Appen shares dropped a long way from yesterday’s pre-leak highs, but steadied throughout the afternoon after the impossibly poorly-timed Appen AGM – today – heard from the folks up top, who appear to have made all the right noises to calm investors spooked by the disaster unfolding last might.
Finder Energy’s (ASX:FDR) JV partner has drilled a duster at the ‘Kanga-1’ well, offshore WA (FDR 15%).
“Whilst this is a disappointing result, Finder has a high quality and valuable portfolio of drill ready prospects in both the North West Shelf and North Sea, and we remain confident that our portfolio will deliver a material discovery,” FDR boss Damon Neaves says. “Our farmout strategy ensured that Finder had minimal financial exposure in Kanga-1.”
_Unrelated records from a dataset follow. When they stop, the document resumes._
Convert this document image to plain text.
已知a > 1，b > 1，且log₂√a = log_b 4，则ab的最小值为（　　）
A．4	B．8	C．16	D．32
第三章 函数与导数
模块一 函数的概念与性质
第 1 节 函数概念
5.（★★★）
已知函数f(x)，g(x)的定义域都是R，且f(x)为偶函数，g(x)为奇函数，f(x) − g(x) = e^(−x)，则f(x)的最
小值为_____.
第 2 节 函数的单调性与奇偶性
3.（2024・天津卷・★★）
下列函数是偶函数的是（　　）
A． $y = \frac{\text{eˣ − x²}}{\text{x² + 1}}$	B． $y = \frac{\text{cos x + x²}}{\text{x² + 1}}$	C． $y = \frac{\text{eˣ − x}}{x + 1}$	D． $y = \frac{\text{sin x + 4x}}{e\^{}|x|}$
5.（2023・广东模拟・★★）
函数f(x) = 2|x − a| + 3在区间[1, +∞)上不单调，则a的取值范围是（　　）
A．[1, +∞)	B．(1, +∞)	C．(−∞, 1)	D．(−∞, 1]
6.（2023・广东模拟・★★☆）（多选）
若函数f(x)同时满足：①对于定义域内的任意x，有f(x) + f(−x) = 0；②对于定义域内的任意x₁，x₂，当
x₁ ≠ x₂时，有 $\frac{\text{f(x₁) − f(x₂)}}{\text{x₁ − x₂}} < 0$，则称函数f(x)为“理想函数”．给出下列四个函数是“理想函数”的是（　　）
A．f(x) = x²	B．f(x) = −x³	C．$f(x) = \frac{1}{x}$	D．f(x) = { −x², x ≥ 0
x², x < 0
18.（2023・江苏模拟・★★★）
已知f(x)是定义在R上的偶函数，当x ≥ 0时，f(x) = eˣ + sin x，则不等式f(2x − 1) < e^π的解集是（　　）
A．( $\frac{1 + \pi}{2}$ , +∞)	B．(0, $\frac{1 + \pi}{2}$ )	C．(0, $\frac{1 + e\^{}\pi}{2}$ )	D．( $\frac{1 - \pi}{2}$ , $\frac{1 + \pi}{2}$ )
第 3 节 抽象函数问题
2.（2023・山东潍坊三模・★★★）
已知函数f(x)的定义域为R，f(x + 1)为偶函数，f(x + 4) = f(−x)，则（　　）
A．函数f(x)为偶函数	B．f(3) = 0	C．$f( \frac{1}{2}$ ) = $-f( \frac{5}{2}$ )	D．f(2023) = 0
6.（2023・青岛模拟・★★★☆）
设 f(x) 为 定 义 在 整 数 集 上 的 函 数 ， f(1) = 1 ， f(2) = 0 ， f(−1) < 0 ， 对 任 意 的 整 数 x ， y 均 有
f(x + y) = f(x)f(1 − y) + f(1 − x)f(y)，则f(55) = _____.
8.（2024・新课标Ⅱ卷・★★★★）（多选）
With the bigger news dominating the small cap headlines, a few odds and ends have also blipped on our radars today. First up is a price spike for B2B data intelligence and solutions company Invigor Group. Invigor’s price jumped more than 57% today, with the only recent announcement for the company being the appointment of Mr Thierry Manor (the company’s Chief Operating Officer) as Joint Company Secretary. We’ll let you know when we’ve wrapped our heads around it.
Meanwhile Compumedics (ASX:CMP) says its sales figures are set to look pretty sweet, with an 8% increase in sales revenue compared to the last financial year, bringing the total to $38 million, with expected revenue of $35 million and an EBITDA of $2.6 million. The company is doing a ton of work in the medical tech space with its sleep, brain and ultrasonic blood-flow monitoring applications.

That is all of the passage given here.